Lynch has publicly declared his adaptation a failure, and he’s certainly not alone in that. It has been ridiculed as an “incomprehensible, ugly, unstructured, pointless excursion,” – and there’s, unfortunately, a degree of truth to that assessment. The discordance behind the scenes between Lynch and the studio is palpable throughout the film. A feverish blend of surreal filmmaking, hardcore science fiction, and big-budget entertainment, the movie never quite settles into a singular, coherent product.

While that internal incongruity might be a structural detriment to Lynch’s Dune, it also affords it one major advantage over Villeneuve’s new adaptation. It makes Lynch’s film diverse in the way that a sci-fi space opera should. An outlandish concoction of disparate elements that feel as if they’ve been pulled from diametric corners of a vast universe. The film’s production designer Tony Masters even compared Lynch’s composition to the fragmented masterpieces of Picasso. “He comes up with weird ideas that make no sense. When we put them in, they do make sense in the overall scheme” he stated in an interview with the New York Times a year ahead of the movie’s debut.

A Harkonnen worker with modified eyes in David Lynch's Dune
Image via HBO Max

While comparing the disjointed film to the works of one of history’s greatest artists might be a bit of a stretch, there’s some validity in the underlying sentiment. The universe of Dune is a sprawling assortment of disparate peoples, environments, cultures, and planets. It really shouldn’t possess a singular, cohesive overarching aesthetic – which is exactly what Villeneuve’s adaptation has done. 

The monstrous insect-worm hybrid Spacing Guild Navigator of Lynch’s Dune is has been replaced by a handful of human beings in minimalistic masks. The ambiguous Bene Gesserit martial art of the “Weirding Way,” which Lynch interprets as some bizarre module of sonic weaponry, is now only shown as a technique of hand-to-hand combat. Even the two great houses of Atreides and Harkonnen, who should be antithetical to one another, possess fairly similar designs in the new film. Villeneuve’s battles consisting of men in grey combat armor charging men in black combat armor, whereas in Lynch’s film Harkonnens wear rubbery hazmat suits into combat against pug-brandishing Atreides.

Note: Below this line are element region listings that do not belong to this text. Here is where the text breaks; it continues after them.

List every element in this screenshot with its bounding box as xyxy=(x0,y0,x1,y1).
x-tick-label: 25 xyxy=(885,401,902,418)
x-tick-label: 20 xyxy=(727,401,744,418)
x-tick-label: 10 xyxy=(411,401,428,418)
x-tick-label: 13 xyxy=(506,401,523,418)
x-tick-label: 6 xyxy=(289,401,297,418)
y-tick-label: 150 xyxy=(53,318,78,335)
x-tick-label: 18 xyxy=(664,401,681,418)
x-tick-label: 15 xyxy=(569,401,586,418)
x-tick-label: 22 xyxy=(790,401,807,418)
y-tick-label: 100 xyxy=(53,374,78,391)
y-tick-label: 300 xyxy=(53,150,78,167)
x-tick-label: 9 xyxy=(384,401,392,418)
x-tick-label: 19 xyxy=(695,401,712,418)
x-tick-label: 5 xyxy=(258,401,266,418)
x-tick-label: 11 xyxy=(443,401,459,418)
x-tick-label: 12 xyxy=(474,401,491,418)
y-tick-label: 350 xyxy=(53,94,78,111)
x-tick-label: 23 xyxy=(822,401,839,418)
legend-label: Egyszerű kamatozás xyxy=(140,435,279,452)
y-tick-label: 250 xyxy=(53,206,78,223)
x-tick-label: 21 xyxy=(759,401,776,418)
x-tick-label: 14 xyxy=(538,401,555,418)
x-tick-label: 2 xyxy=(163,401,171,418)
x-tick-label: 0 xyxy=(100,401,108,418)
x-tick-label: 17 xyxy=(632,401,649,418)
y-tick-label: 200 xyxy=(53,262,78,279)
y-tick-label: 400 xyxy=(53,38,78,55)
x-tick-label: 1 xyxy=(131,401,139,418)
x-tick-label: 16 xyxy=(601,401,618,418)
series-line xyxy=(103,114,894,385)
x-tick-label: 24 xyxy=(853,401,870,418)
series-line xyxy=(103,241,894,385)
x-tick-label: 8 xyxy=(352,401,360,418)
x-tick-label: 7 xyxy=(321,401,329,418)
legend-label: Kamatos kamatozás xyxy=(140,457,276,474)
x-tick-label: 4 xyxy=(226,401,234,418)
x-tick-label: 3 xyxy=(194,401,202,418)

Lynch’s frivolous additions and interpretations may have been a source of his film’s condemnation, but their absence in the new adaptation illustrates their important function. These bizarre quirks are what help the film feel unique, alien, expansive; as if the story actually takes place in a galaxy that exists beyond our comprehension. In comparison, Villeneuve’s Dune is very uniform. His interpretation is brutalist and functional, an aesthetic that meshes well with his more serious tone, but one that also makes his film somewhat monotonous. It may help keep the film cohesive, but also chips away at the vibrancy of the universe. 

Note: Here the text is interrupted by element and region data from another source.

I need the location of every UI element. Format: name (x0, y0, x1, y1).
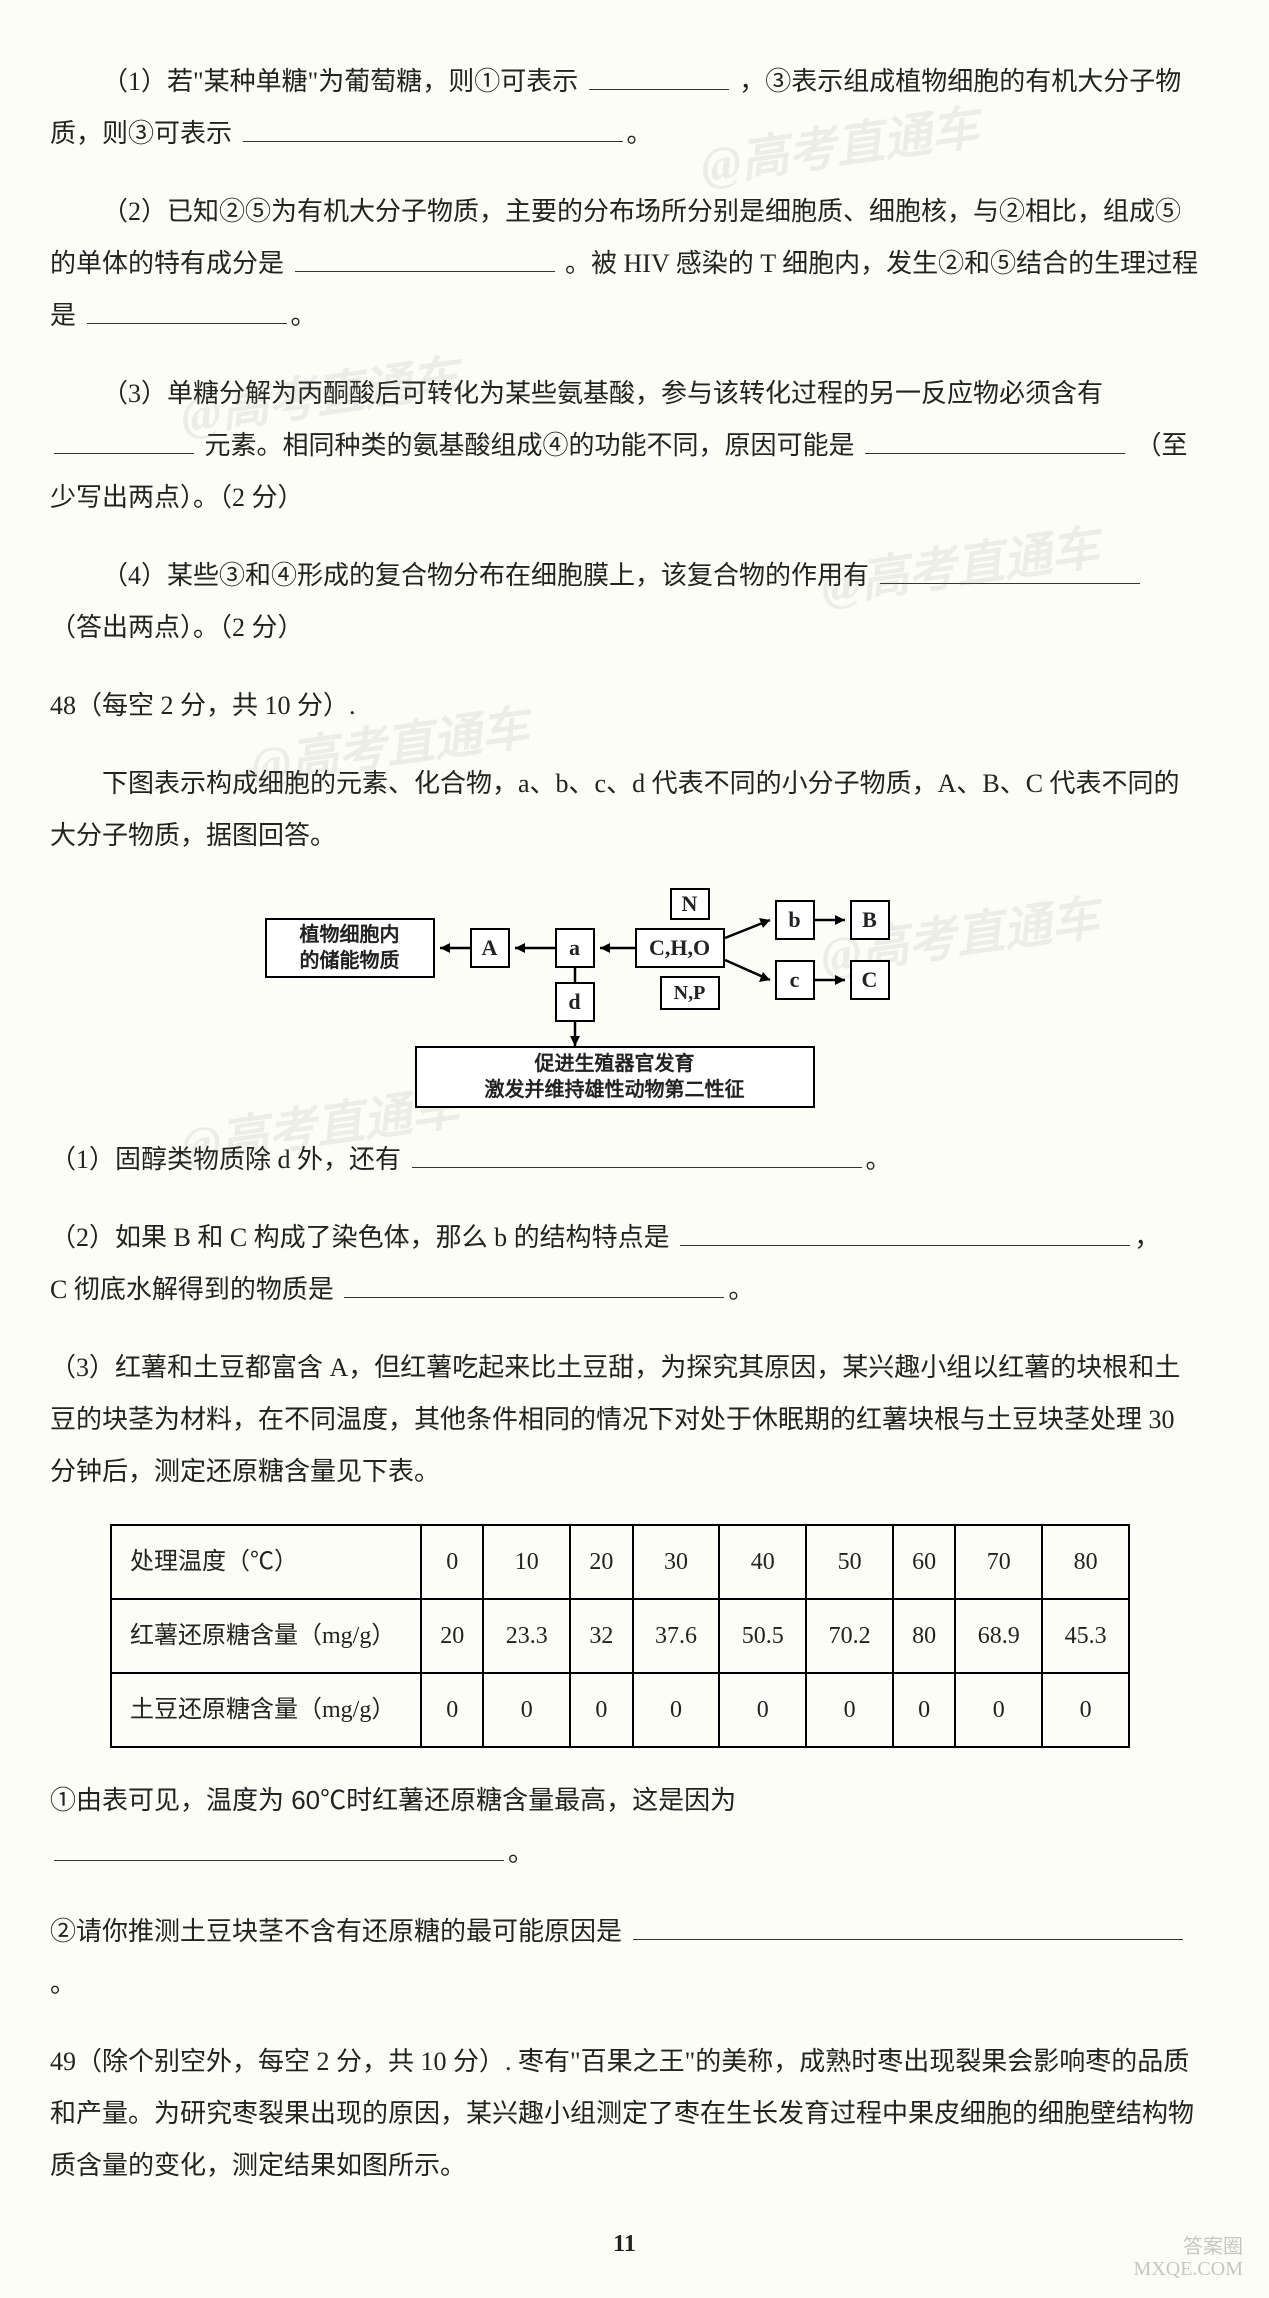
cell: 45.3 (1042, 1599, 1129, 1673)
cell: 10 (483, 1525, 570, 1599)
q48-intro: 下图表示构成细胞的元素、化合物，a、b、c、d 代表不同的小分子物质，A、B、C… (50, 758, 1199, 862)
cell: 0 (421, 1673, 483, 1747)
text: （3）单糖分解为丙酮酸后可转化为某些氨基酸，参与该转化过程的另一反应物必须含有 (102, 379, 1103, 408)
cell: 68.9 (955, 1599, 1042, 1673)
cell: 40 (719, 1525, 806, 1599)
q47-2: （2）已知②⑤为有机大分子物质，主要的分布场所分别是细胞质、细胞核，与②相比，组… (50, 186, 1199, 342)
text: （1）若"某种单糖"为葡萄糖，则①可表示 (102, 67, 578, 96)
box-N: N (670, 888, 710, 920)
table-row-sweet: 红薯还原糖含量（mg/g） 20 23.3 32 37.6 50.5 70.2 … (111, 1599, 1129, 1673)
q48-3: （3）红薯和土豆都富含 A，但红薯吃起来比土豆甜，为探究其原因，某兴趣小组以红薯… (50, 1342, 1199, 1498)
q47-4: （4）某些③和④形成的复合物分布在细胞膜上，该复合物的作用有 （答出两点）。（2… (50, 550, 1199, 654)
text: ①由表可见，温度为 60℃时红薯还原糖含量最高，这是因为 (50, 1785, 736, 1815)
text: （答出两点）。（2 分） (50, 613, 304, 642)
cell: 0 (806, 1673, 893, 1747)
cell: 0 (955, 1673, 1042, 1747)
q47-3: （3）单糖分解为丙酮酸后可转化为某些氨基酸，参与该转化过程的另一反应物必须含有 … (50, 368, 1199, 524)
box-B: B (850, 900, 890, 940)
cell: 50 (806, 1525, 893, 1599)
box-desc: 促进生殖器官发育激发并维持雄性动物第二性征 (415, 1046, 815, 1108)
box-a: a (555, 928, 595, 968)
box-b: b (775, 900, 815, 940)
cell: 60 (893, 1525, 955, 1599)
cell: 0 (719, 1673, 806, 1747)
blank (865, 424, 1125, 454)
cell: 0 (570, 1673, 632, 1747)
blank (295, 242, 555, 272)
box-CHO: C,H,O (635, 928, 725, 968)
th-label: 处理温度（℃） (111, 1525, 421, 1599)
cell: 70.2 (806, 1599, 893, 1673)
table-row-potato: 土豆还原糖含量（mg/g） 0 0 0 0 0 0 0 0 0 (111, 1673, 1129, 1747)
cell: 0 (633, 1673, 720, 1747)
cell: 30 (633, 1525, 720, 1599)
cell: 0 (421, 1525, 483, 1599)
q47-1: （1）若"某种单糖"为葡萄糖，则①可表示 ，③表示组成植物细胞的有机大分子物质，… (50, 56, 1199, 160)
cell: 0 (483, 1673, 570, 1747)
cell: 20 (570, 1525, 632, 1599)
cell: 80 (1042, 1525, 1129, 1599)
blank (87, 294, 287, 324)
blank (344, 1268, 724, 1298)
blank (412, 1138, 862, 1168)
text: （2）如果 B 和 C 构成了染色体，那么 b 的结构特点是 (50, 1223, 670, 1252)
box-NP: N,P (660, 976, 720, 1010)
text: 元素。相同种类的氨基酸组成④的功能不同，原因可能是 (205, 431, 855, 460)
blank (680, 1216, 1130, 1246)
q48-2: （2）如果 B 和 C 构成了染色体，那么 b 的结构特点是 ， C 彻底水解得… (50, 1212, 1199, 1316)
th-label: 红薯还原糖含量（mg/g） (111, 1599, 421, 1673)
box-A: A (470, 928, 510, 968)
box-plant: 植物细胞内的储能物质 (265, 918, 435, 978)
footer-brand: 答案圈 (1134, 2236, 1243, 2258)
q48-head: 48（每空 2 分，共 10 分）. (50, 680, 1199, 732)
q48-sub1: ①由表可见，温度为 60℃时红薯还原糖含量最高，这是因为 。 (50, 1774, 1199, 1879)
cell: 37.6 (633, 1599, 720, 1673)
blank (589, 60, 729, 90)
q48-1: （1）固醇类物质除 d 外，还有 。 (50, 1134, 1199, 1186)
cell: 50.5 (719, 1599, 806, 1673)
blank (633, 1910, 1183, 1940)
q49-head: 49（除个别空外，每空 2 分，共 10 分）. 枣有"百果之王"的美称，成熟时… (50, 2036, 1199, 2192)
blank (54, 1831, 504, 1861)
text: （4）某些③和④形成的复合物分布在细胞膜上，该复合物的作用有 (102, 561, 869, 590)
diagram-wrap: 植物细胞内的储能物质 A a C,H,O N N,P b B c C d 促进生… (50, 888, 1199, 1108)
blank (880, 554, 1140, 584)
page: @高考直通车 @高考直通车 @高考直通车 @高考直通车 @高考直通车 @高考直通… (0, 0, 1269, 2298)
th-label: 土豆还原糖含量（mg/g） (111, 1673, 421, 1747)
text: ②请你推测土豆块茎不含有还原糖的最可能原因是 (50, 1916, 622, 1946)
text: C 彻底水解得到的物质是 (50, 1275, 334, 1304)
cell: 20 (421, 1599, 483, 1673)
diagram: 植物细胞内的储能物质 A a C,H,O N N,P b B c C d 促进生… (265, 888, 985, 1108)
cell: 0 (893, 1673, 955, 1747)
footer-watermark: 答案圈 MXQE.COM (1134, 2236, 1243, 2280)
blank (243, 112, 623, 142)
cell: 23.3 (483, 1599, 570, 1673)
box-Cc: C (850, 960, 890, 1000)
blank (54, 424, 194, 454)
cell: 80 (893, 1599, 955, 1673)
q48-sub2: ②请你推测土豆块茎不含有还原糖的最可能原因是 。 (50, 1905, 1199, 2010)
cell: 0 (1042, 1673, 1129, 1747)
table-row-head: 处理温度（℃） 0 10 20 30 40 50 60 70 80 (111, 1525, 1129, 1599)
cell: 70 (955, 1525, 1042, 1599)
footer-url: MXQE.COM (1134, 2258, 1243, 2280)
cell: 32 (570, 1599, 632, 1673)
data-table: 处理温度（℃） 0 10 20 30 40 50 60 70 80 红薯还原糖含… (110, 1524, 1130, 1748)
box-d: d (555, 982, 595, 1022)
page-number: 11 (50, 2220, 1199, 2268)
box-c: c (775, 960, 815, 1000)
text: （1）固醇类物质除 d 外，还有 (50, 1145, 401, 1174)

Of course, Villeneuve isn’t quite finished yet. A Dune: Part Two has already been greenlit following the relative success of his first chapter, and it’s certainly a chance he deserves. Despite its flaws, his film is a more faithful, and arguably more successful, adaptation of the book. The cohesion makes it measurably easier to follow, particularly for the uninitiated, and the sheer scale of his film is mesmerizing and engrossing. To fans and critics alike, his interpretation is a welcome addition to the Dune cannon. But as time passes and the hype dissipates, the outright, unmitigated strangeness Lynch’s original adaptation will stick in people’s brains long after the next sci-fi phenomenon has swept Villeneuve’s new version aside.